Blending weight BSP Tree for mesh Boolean operations

Abstract

Boolean operations play an important role in geometry processing and CAD/ CAM. To accelerate it, spatial searching trees such as Binary Space Partitioning (BSP) Trees and KD-trees are utilized. In this paper, an approach is presented to construct the BSP Trees for the Boolean operation, where each model is efficiently located in a separate subspace. Unlike conventional methods to calculate the splitting plane, our method utilizes a size-distribution blending weighted squared distance in the BSP Tree construction, where the intrinsic weight is determined based on the size and distribution of the three-dimensional (3D) model and largely reflects the model shape. After determining the intrinsic size-distribution blending weighted squared distance, the effective splitting plane is calculated using the Weighted Squared Distance Minimization (WSDM) method.
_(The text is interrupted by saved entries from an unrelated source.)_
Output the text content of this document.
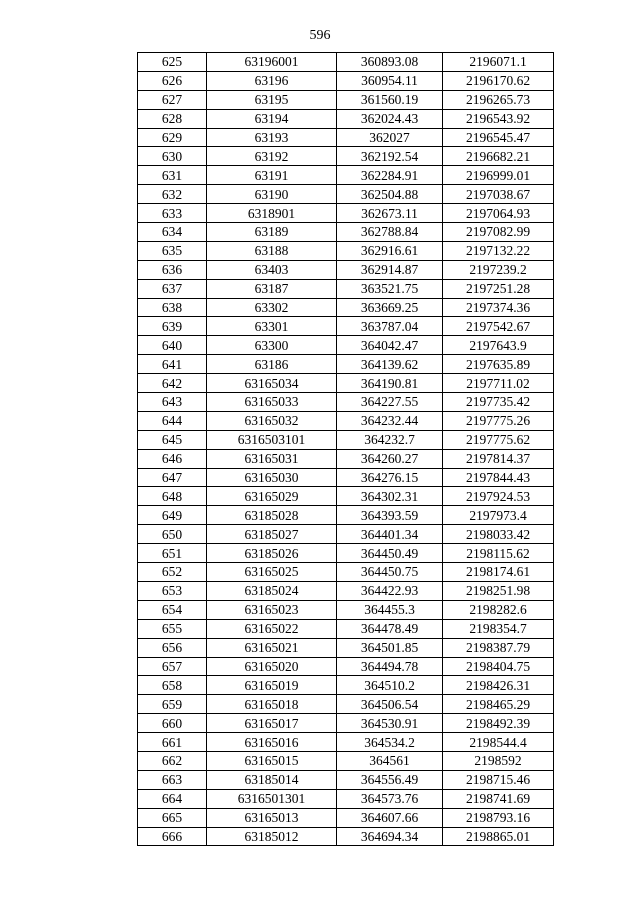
596
625	63196001	360893.08	2196071.1
626	63196	360954.11	2196170.62
627	63195	361560.19	2196265.73
628	63194	362024.43	2196543.92
629	63193	362027	2196545.47
630	63192	362192.54	2196682.21
631	63191	362284.91	2196999.01
632	63190	362504.88	2197038.67
633	6318901	362673.11	2197064.93
634	63189	362788.84	2197082.99
635	63188	362916.61	2197132.22
636	63403	362914.87	2197239.2
637	63187	363521.75	2197251.28
638	63302	363669.25	2197374.36
639	63301	363787.04	2197542.67
640	63300	364042.47	2197643.9
641	63186	364139.62	2197635.89
642	63165034	364190.81	2197711.02
643	63165033	364227.55	2197735.42
644	63165032	364232.44	2197775.26
645	6316503101	364232.7	2197775.62
646	63165031	364260.27	2197814.37
647	63165030	364276.15	2197844.43
648	63165029	364302.31	2197924.53
649	63185028	364393.59	2197973.4
650	63185027	364401.34	2198033.42
651	63185026	364450.49	2198115.62
652	63165025	364450.75	2198174.61
653	63185024	364422.93	2198251.98
654	63165023	364455.3	2198282.6
655	63165022	364478.49	2198354.7
656	63165021	364501.85	2198387.79
657	63165020	364494.78	2198404.75
658	63165019	364510.2	2198426.31
659	63165018	364506.54	2198465.29
660	63165017	364530.91	2198492.39
661	63165016	364534.2	2198544.4
662	63165015	364561	2198592
663	63185014	364556.49	2198715.46
664	6316501301	364573.76	2198741.69
665	63165013	364607.66	2198793.16
666	63185012	364694.34	2198865.01
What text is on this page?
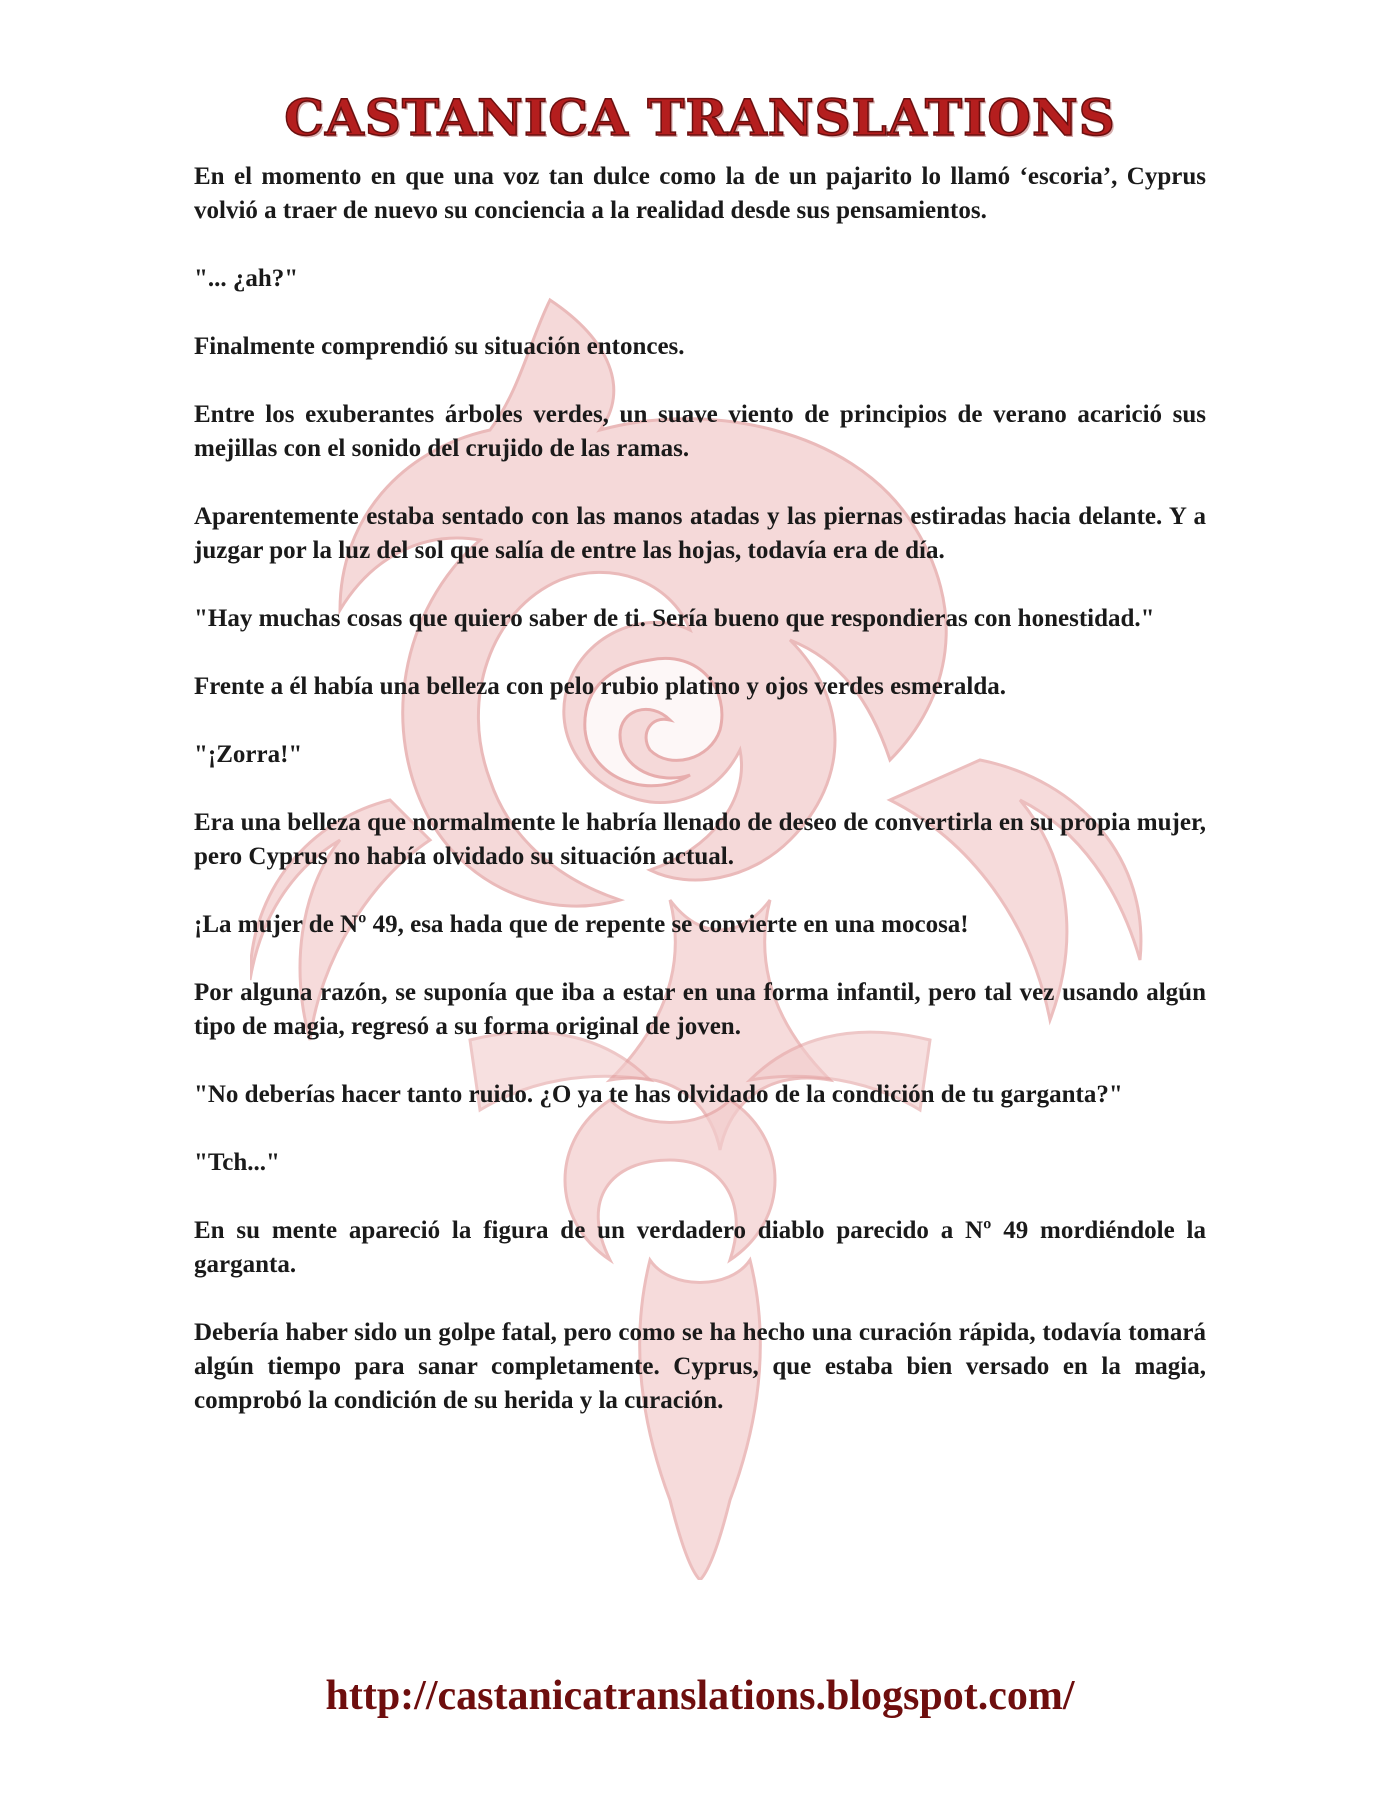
CASTANICA TRANSLATIONS

En el momento en que una voz tan dulce como la de un pajarito lo llamó ‘escoria’, Cyprus volvió a traer de nuevo su conciencia a la realidad desde sus pensamientos.

"... ¿ah?"

Finalmente comprendió su situación entonces.

Entre los exuberantes árboles verdes, un suave viento de principios de verano acarició sus mejillas con el sonido del crujido de las ramas.

Aparentemente estaba sentado con las manos atadas y las piernas estiradas hacia delante. Y a juzgar por la luz del sol que salía de entre las hojas, todavía era de día.

"Hay muchas cosas que quiero saber de ti. Sería bueno que respondieras con honestidad."

Frente a él había una belleza con pelo rubio platino y ojos verdes esmeralda.

"¡Zorra!"

Era una belleza que normalmente le habría llenado de deseo de convertirla en su propia mujer, pero Cyprus no había olvidado su situación actual.

¡La mujer de Nº 49, esa hada que de repente se convierte en una mocosa!

Por alguna razón, se suponía que iba a estar en una forma infantil, pero tal vez usando algún tipo de magia, regresó a su forma original de joven.

"No deberías hacer tanto ruido. ¿O ya te has olvidado de la condición de tu garganta?"

"Tch..."

En su mente apareció la figura de un verdadero diablo parecido a Nº 49 mordiéndole la garganta.

Debería haber sido un golpe fatal, pero como se ha hecho una curación rápida, todavía tomará algún tiempo para sanar completamente. Cyprus, que estaba bien versado en la magia, comprobó la condición de su herida y la curación.

http://castanicatranslations.blogspot.com/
By utilizing the size-distribution blending weighted squared distance, the generated BSP Tree can divide the two models efficiently, even when dealing with 3D models that exhibit substantial geometric variations. In our experiments, the BSP Tree generated by our method reaches higher Intersecting Triangle Report Accuracy (ITRA) and Non-intersecting Triangles Removal Rate (NTRR), which means more efficient hierarchies than other techniques on two mesh models. The results of intersection tests time consumption and the Boolean operations demonstrate the effectiveness and efficiency of the BSP Tree generated by our method.